Gönül istiyor ki tarihi değerleri eski halinden çok daha iyi şekilde inşa edelim
Ankara Milletvekili Asuman Erdoğan da yaptığı konuşmada şu ifadelere yer verdi: “Mimari, yaşanılan mekânlar hem bizler için hem çocuklarımız için çok önemli katkılar sunuyor. Milli değerlerimizi bilmek sadece eğitimle ya da kuru bilgilerle olmuyor. Yaşayarak ve hissederek oluyor. Hani çok özel bir söz vardır. “Bana ne söylendiğini ve ne yapıldığını unuturum ama nasıl hissettiğimi hiçbir zaman unutmam.” diye, aslında şurada bile hissettiğimiz duygular eşsiz bence, yani bu tarihi ASBÜ binasına girer girmez inanılmaz güzel şeyler hissettim, hocama da söyledim. Hakikaten emek harcanmış hem de güzel bir bina. Bu anlamda da tebrik ediyorum, güzel bir iş çıkarılmış. Ben deprem bölgesinde yaklaşık 2 hafta, iki haftadan da fazla Malatya’da göreve gittim. İnanılmaz bir şeydi yani, Allah gerçekten bir daha yaşatmasın. Tabi o arada insan o kaybettiğimiz tarihi değerleri düşünmüyor. Orada çünkü büyük insan can kayıpları var. Gönül istiyor ki tabi bunları eski halinden çok daha iyi şekilde inşa edelim. Ayrıca Hatay’da gördüğüm kadarıyla gerçekten bütün şehri ayağa kaldırma azmiyle büyük bir çalışma yürütülüyor.”

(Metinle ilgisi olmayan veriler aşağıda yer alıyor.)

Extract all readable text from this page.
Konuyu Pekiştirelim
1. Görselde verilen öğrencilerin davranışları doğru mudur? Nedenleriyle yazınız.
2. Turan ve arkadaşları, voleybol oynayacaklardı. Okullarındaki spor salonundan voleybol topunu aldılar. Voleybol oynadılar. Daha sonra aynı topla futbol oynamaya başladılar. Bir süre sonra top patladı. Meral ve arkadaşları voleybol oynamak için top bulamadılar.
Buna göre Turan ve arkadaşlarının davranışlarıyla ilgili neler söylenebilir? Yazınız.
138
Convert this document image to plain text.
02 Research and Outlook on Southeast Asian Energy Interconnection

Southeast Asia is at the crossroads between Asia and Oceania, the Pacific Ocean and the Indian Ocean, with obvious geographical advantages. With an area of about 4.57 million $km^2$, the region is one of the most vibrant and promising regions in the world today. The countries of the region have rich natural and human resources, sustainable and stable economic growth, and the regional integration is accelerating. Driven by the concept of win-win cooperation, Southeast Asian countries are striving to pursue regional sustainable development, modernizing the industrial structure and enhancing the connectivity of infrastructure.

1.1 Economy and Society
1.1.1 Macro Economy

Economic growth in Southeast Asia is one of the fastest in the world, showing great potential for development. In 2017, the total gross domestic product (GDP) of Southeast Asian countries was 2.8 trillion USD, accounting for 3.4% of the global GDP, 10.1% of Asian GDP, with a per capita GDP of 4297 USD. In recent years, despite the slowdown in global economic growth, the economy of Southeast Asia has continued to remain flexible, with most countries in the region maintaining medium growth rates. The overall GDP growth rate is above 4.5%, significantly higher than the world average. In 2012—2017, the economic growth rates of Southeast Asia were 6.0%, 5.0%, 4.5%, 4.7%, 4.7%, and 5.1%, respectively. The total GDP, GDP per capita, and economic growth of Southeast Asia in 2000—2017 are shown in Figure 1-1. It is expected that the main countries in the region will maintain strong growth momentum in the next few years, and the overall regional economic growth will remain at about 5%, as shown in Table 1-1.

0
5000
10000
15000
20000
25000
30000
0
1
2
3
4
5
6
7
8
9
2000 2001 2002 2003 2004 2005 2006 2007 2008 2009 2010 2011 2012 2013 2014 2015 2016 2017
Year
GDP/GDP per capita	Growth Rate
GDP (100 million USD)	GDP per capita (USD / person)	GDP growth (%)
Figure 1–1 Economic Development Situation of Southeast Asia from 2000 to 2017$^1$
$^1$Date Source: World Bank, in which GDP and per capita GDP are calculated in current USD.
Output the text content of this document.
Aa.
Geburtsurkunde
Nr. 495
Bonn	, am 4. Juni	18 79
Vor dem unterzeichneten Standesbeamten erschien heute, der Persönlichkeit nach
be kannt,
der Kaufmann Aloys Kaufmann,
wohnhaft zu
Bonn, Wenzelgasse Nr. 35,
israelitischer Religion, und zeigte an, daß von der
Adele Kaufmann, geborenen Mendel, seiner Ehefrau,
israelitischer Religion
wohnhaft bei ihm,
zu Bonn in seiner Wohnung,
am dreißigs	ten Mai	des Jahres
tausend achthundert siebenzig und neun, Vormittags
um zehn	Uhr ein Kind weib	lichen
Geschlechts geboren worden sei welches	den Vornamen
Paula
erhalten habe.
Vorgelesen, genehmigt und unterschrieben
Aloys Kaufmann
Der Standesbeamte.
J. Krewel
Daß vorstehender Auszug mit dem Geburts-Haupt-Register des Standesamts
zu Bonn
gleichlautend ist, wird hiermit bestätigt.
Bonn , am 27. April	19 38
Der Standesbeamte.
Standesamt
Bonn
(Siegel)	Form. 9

Somut Olmayan Kültürel Mirasımızın korunması için de çalışıyoruz
Kültür ve Turizm Bakanlığı Daire Başkanı Sanem Arıkan da konuşmasında şu ifadelere yer verdi: “Bakanlığımız ilk günden itibaren tüm birimleriyle hem kültür varlıklarının korunmasıyla ilgili Kültür Varlıkları ve Müzeler o dönemdeki genel müdürümüz Gökhan Yazgı (şimdi bakan yardımcımız) ve Genel Müdür Vekilimiz Birol İnce Açıköz, koruma için çok kısa zamanda ihalelere başlayıp işleri hızla yürüttüler. Birçok camimiz ve yedi kalemiz ilk anda ele alınarak 200’e yakın eserin korunmasıyla ilgili ihaleler ve çalışmaların yüzde 80-90’ı tamamlandı ve bitmiyor devam ediyor. Sayın eski bakanımızın da az önce söylediği gibi ayrıca kültürel değeri olan bakanlığın vakfına ve kültür varlıklarına ait olmayan eserlerin de korunmasıyla ilgili çalışmalar yapılıyor. Bunun dışında sadece somut kültürel mirasımız değil somut olmayan kültürel mirasımızın da korunması için çalışıyoruz.”
Düzenlenen panelin ardından katılımcılara teşekkür belgesi takdim edildi.